9 of 66 comments (clear)

  1. Yet another argument for source code by DrYak · · Score: 4, Interesting

    Yet another argument showing why it is better to favour software with visible source code.
    Not that the GPL contains "magic pixie dust" in it that miraculously repel this kind of abuse.

    But it just makes this kind of analysis a little bit more easy.

    Here author manager to get a hang of what the extension is doing, because it's still in javascript (theoretically humean-readable) though still heavily obscured (the analyst provides links to slightly de-obscured files).

    If this was a completely opaque closed source binary, analysis would have been much more difficult.

    On the other hand, if this was a completely free/libre opensource software, this kind of analysis would have been much easier and could happen much earlier (and you would expect de-spyware-ified forks to pop-up on github at the same time as such disclosure).

    --
    "Sufficiently advanced satire is indistinguishable from reality." - [Tips: 1DrYakQDKCQ6y52z6QbnkxHXAocMZJE61o ]
    1. Re:Yet another argument for source code by DrXym · · Score: 4, Insightful

      Source code doesn't help unless you have a surefire way to guarantee that the binary you're running was built exactly from that source code. And if the binary has dependencies on other libraries then the same applies to them. And the compiler toolchain. And if the binary executes html content or scripts, potentially fetched from the web then even that doesn't prevent potential abuse.

    2. Re:Yet another argument for source code by Wootery · · Score: 3, Informative

      Because as far as I can tell it's a Chrome extension, but for some reason neither the summary nor the linked articles bother to make this clear.

    3. Re:Yet another argument for source code by coastwalker · · Score: 2

      Absolutely. Knowing that gamers spend 85% of their time on Pornhub is going to help advertisers how exactly?

      --
      Facts are history now plebs have politics for religion on social media.
    4. Re:Yet another argument for source code by JohnFen · · Score: 2

      The only advantage of open source is that if you are one of these rare unicorns with the technical ability, you can fix it yourself. Or continue/fork projects yourself.

      Even if this is the only advantage, that alone puts it light-years beyond proprietary code.

  2. Why would anyone install a Chrome Extension by known_coward_69 · · Score: 2

    from a nobody? Most of these seem to be from anonymous people hiding behind web email and aliases and you are literally giving them admin access to your computer.

    I have maybe 2-3 extensions and they are from known entities

    1. Re:Why would anyone install a Chrome Extension by bravecanadian · · Score: 4, Interesting

      My favourite extensions are the ad blockers owned by advertising companies.

      I mean at this point, you literally can't trust anything to not be spying on you. Not even just your computer, but your phone, your home automation, your thermastat, your car.. the list just goes on and on.

      It's ridiculous that things have gotten to this state.

  3. Reproducible Builds. by DrYak · · Score: 2

    That's what Reproducible Builds are for. {...} At a Debian repository near you (and not only there).

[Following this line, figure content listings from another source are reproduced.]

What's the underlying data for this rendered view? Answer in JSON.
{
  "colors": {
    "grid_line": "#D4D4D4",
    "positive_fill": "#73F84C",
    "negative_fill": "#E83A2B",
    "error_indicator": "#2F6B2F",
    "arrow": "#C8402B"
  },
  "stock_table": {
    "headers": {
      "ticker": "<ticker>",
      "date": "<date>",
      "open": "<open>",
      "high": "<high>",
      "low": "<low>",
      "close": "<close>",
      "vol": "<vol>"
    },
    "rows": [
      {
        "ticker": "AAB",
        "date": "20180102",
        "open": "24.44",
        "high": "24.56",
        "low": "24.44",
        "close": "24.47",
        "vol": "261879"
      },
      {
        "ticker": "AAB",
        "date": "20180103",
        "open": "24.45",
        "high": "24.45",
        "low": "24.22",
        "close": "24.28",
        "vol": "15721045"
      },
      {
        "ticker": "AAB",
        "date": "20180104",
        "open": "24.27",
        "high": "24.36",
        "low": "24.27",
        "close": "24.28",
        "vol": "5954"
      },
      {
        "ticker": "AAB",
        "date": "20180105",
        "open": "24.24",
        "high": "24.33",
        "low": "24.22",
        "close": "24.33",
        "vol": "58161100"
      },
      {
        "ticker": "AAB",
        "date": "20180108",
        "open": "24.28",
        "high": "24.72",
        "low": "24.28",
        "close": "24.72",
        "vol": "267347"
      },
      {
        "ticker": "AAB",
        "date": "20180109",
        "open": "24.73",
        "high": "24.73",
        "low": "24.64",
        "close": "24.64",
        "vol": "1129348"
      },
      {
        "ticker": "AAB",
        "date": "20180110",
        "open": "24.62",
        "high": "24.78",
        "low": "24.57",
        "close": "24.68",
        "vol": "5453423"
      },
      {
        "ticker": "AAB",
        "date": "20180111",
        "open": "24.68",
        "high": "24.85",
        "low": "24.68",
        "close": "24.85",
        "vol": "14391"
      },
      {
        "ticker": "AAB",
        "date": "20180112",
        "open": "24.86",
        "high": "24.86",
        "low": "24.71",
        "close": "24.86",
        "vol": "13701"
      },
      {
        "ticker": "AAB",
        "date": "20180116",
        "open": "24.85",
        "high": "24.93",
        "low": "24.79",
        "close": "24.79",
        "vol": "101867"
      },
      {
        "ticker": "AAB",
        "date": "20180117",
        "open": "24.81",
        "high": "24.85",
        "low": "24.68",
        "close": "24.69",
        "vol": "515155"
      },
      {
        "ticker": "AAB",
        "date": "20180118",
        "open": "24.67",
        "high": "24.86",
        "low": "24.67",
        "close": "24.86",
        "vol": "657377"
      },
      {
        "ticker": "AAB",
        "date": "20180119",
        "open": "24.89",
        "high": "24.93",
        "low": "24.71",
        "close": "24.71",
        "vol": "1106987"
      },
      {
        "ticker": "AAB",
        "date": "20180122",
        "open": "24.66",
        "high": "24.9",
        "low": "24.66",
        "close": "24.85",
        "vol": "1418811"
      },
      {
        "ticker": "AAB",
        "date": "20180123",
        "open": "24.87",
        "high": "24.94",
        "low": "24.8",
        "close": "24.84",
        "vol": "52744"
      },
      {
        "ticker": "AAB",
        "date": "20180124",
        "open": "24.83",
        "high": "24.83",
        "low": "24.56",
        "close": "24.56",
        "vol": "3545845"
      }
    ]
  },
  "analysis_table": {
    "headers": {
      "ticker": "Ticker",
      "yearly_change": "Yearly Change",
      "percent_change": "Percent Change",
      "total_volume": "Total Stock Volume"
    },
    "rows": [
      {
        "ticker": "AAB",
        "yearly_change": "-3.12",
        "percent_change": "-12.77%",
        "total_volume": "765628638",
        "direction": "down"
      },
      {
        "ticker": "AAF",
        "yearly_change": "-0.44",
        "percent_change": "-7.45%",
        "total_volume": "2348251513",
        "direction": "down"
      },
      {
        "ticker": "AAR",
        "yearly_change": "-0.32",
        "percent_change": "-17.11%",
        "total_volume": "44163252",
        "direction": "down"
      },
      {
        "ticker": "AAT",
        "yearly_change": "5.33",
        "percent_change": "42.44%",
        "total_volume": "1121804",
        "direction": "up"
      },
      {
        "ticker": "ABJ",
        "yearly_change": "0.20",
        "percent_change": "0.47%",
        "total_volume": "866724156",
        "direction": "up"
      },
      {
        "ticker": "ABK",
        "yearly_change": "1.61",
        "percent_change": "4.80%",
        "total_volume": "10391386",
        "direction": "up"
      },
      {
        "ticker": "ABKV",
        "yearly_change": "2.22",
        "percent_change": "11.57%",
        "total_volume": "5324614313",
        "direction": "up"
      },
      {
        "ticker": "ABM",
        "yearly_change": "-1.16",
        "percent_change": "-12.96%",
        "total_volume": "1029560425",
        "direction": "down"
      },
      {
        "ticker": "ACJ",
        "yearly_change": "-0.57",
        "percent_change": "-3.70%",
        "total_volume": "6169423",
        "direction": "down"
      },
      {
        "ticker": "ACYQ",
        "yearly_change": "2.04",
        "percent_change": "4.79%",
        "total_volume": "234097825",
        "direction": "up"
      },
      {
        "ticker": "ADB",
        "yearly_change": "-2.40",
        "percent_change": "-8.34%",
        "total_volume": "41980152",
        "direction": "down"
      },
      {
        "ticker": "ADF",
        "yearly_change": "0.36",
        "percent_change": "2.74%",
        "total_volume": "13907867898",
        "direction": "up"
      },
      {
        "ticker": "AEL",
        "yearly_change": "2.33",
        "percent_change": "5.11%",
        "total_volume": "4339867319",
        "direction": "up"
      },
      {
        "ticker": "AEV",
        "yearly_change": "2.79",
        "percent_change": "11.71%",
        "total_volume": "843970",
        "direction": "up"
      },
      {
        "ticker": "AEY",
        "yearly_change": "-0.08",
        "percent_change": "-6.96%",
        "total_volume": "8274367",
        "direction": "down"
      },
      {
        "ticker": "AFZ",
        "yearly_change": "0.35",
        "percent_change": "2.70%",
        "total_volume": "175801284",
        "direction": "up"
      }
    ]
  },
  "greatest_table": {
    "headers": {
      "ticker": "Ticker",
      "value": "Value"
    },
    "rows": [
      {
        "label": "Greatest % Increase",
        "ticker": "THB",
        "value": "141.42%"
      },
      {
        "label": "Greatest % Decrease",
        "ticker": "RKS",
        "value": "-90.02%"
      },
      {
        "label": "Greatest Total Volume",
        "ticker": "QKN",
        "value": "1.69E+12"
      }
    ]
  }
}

    Which is the entire point of reproducible builds... :-P

    --
    "Sufficiently advanced satire is indistinguishable from reality." - [Tips: 1DrYakQDKCQ6y52z6QbnkxHXAocMZJE61o ]
  4. Trash "Report" by Anonymous Coward · · Score: 2, Informative

    The "Report" is trash.

    > "Steam has yet to issue any comment on this matter."

    I loathe Steam with a passion, but this is THIRD PARTY EXTENSION not made or supported by Steam, why the fuck would steam comment on it?

    > "What do you think about Steam spying on its users? "

    Steam most certainly does "spy on its users", but this THIRD PARTY EXTENSION is not part of that.